Bruce McEwen, a neuroscientist who studies stress at Rockefeller University in New York, said the fear can lead people to change their lifestyle, making them isolate themselves, lose sleep, stop exercising, change their diet for the worse and drink or smoke.
“It’s likely to cause them problems down the road even if there is no direct infection,” McEwen said.
GOOD FEAR VS. BAD FEAR
There are two types of fear that can almost come down to good fear and bad fear.
The good fear is the type we look for around Halloween in haunted houses or on roller coaster rides at amusement parks.
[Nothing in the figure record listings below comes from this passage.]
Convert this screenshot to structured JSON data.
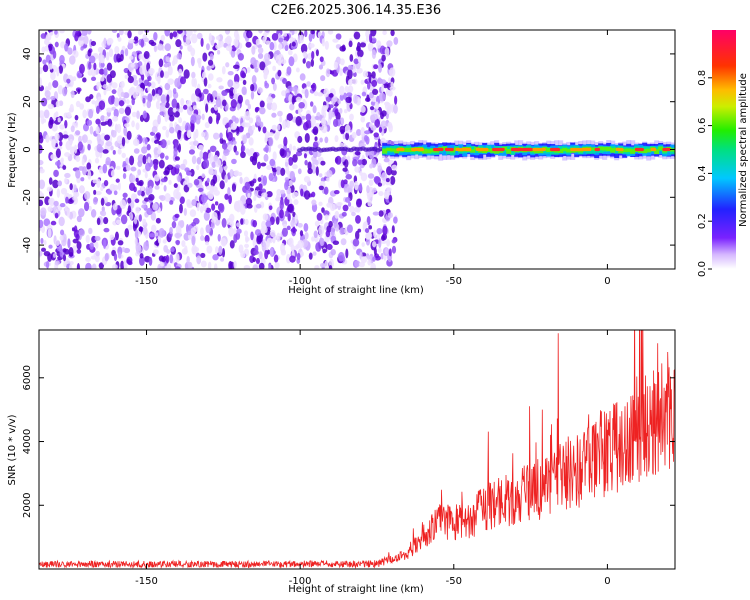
{
  "title": "C2E6.2025.306.14.35.E36",
  "chart_data": [
    {
      "type": "heatmap",
      "xlabel": "Height of straight line (km)",
      "ylabel": "Frequency (Hz)",
      "xlim": [
        -185,
        22
      ],
      "ylim": [
        -50,
        50
      ],
      "xticks": [
        -150,
        -100,
        -50,
        0
      ],
      "yticks": [
        -40,
        -20,
        0,
        20,
        40
      ],
      "noise_region": [
        -185,
        -72
      ],
      "signal_region": [
        -72,
        22
      ],
      "signal_frequency": 0,
      "colorbar": {
        "label": "Normalized spectral amplitude",
        "range": [
          0.0,
          1.0
        ],
        "ticks": [
          0.0,
          0.2,
          0.4,
          0.6,
          0.8
        ],
        "tick_labels": [
          "0.0",
          "0.2",
          "0.4",
          "0.6",
          "0.8"
        ]
      }
    },
    {
      "type": "line",
      "xlabel": "Height of straight line (km)",
      "ylabel": "SNR (10 * v/v)",
      "xlim": [
        -185,
        22
      ],
      "ylim": [
        0,
        7500
      ],
      "xticks": [
        -150,
        -100,
        -50,
        0
      ],
      "yticks": [
        2000,
        4000,
        6000
      ],
      "color": "#ee2222",
      "profile": {
        "x": [
          -185,
          -120,
          -75,
          -65,
          -60,
          -55,
          -50,
          -45,
          -40,
          -35,
          -30,
          -25,
          -20,
          -17,
          -15,
          -10,
          -5,
          0,
          5,
          10,
          15,
          22
        ],
        "y": [
          150,
          150,
          160,
          400,
          900,
          1300,
          1300,
          1350,
          1700,
          1900,
          1900,
          2200,
          2200,
          2400,
          2600,
          2700,
          2900,
          3200,
          3500,
          3900,
          4200,
          4600
        ]
      },
      "peak": {
        "x": -16,
        "y": 7400
      }
    }
  ]
}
It’s short, intense, gets our juices going and removes boredom, said Vanderbilt University psychiatry professor David Zald.
“There’s a benefit of being afraid. In controlled situations, many of us enjoy briefly being afraid,” Zald said. “It can whip our attention to the here and now like nothing else.”
There’s a sense of mastery or bravery that comes out of walking out alive from a haunted house or giant roller coaster, Zald said.
That type of acute-but-short stress actually makes our immune system work better, McEwen said.
But long-term exposure to stress has the reverse effect on the immune system. That’s when it elevates our blood pressure and contributes to heart disease.
UNDERSTANDING THE RISK OF FEAR
One of the major unknown problems with risk and fear is that the public doesn’t understand how at risk they are from worry, not disease. “It’ll do far more damage than the disease,” said David Ropeik, who teaches risk perception and communication and has written two books on risk.
Doctors and government officials tell us not to worry and how hard it is to get Ebola, which is re-assuring, Ropeik said. But “all the alarms are filling up on our radar screens,” and we give more weight to the alarms because of the fear of death, he said.
Ebola pushes “all those fear buttons” because it is new and foreign, said George Gray, director of the Center for Risk Science and Public Health at George Washington University.
Part of it is just the fear of the unknown, said Mark Schuster, professor of pediatrics at Harvard Medical School. “It’s not a name that’s familiar. It doesn’t sound like an English word. It comes from another continent.”
Americans who say they don’t quite understand how Ebola is transmitted report being more worried than those who say they do, according to an Associated Press-GfK Poll conducted in the past week and released Wednesday. Overall, 58 percent of those who acknowledge they don’t understand Ebola very well say they are concerned it will spread widely in the U.S., compared to 46 percent of those who say they understand Ebola transmission.
We fear what we can’t control. People often fear the far less deadly plane travel than driving because they aren’t in control. Seeing trained medical professionals catch the disease despite protective gear only adds to the fear, Zald said.
Instead of using dry statistics such as 1 in 150 million, comparing your chances of contracting Ebola in America to that of marrying Kim Kardashian helps people understand and visualize risk better, Zald and Schuster said.
Mistakes and wrong statements by public health officials and politicization of the issue only make fear and public trust worse, said Baruch Fischhoff, a professor of decision sciences at Carnegie Mellon University.
Add wall-to-wall coverage that makes Ebola easy to picture.
“You create this hysteria about Ebola and unfounded fear, and people get all worried,” Holman said.
Ropeik said, thinking about how worrying can make us sick may put Ebola more in perspective: “We need to fear the danger of getting risk wrong … Chronic worry is really bad for our health.”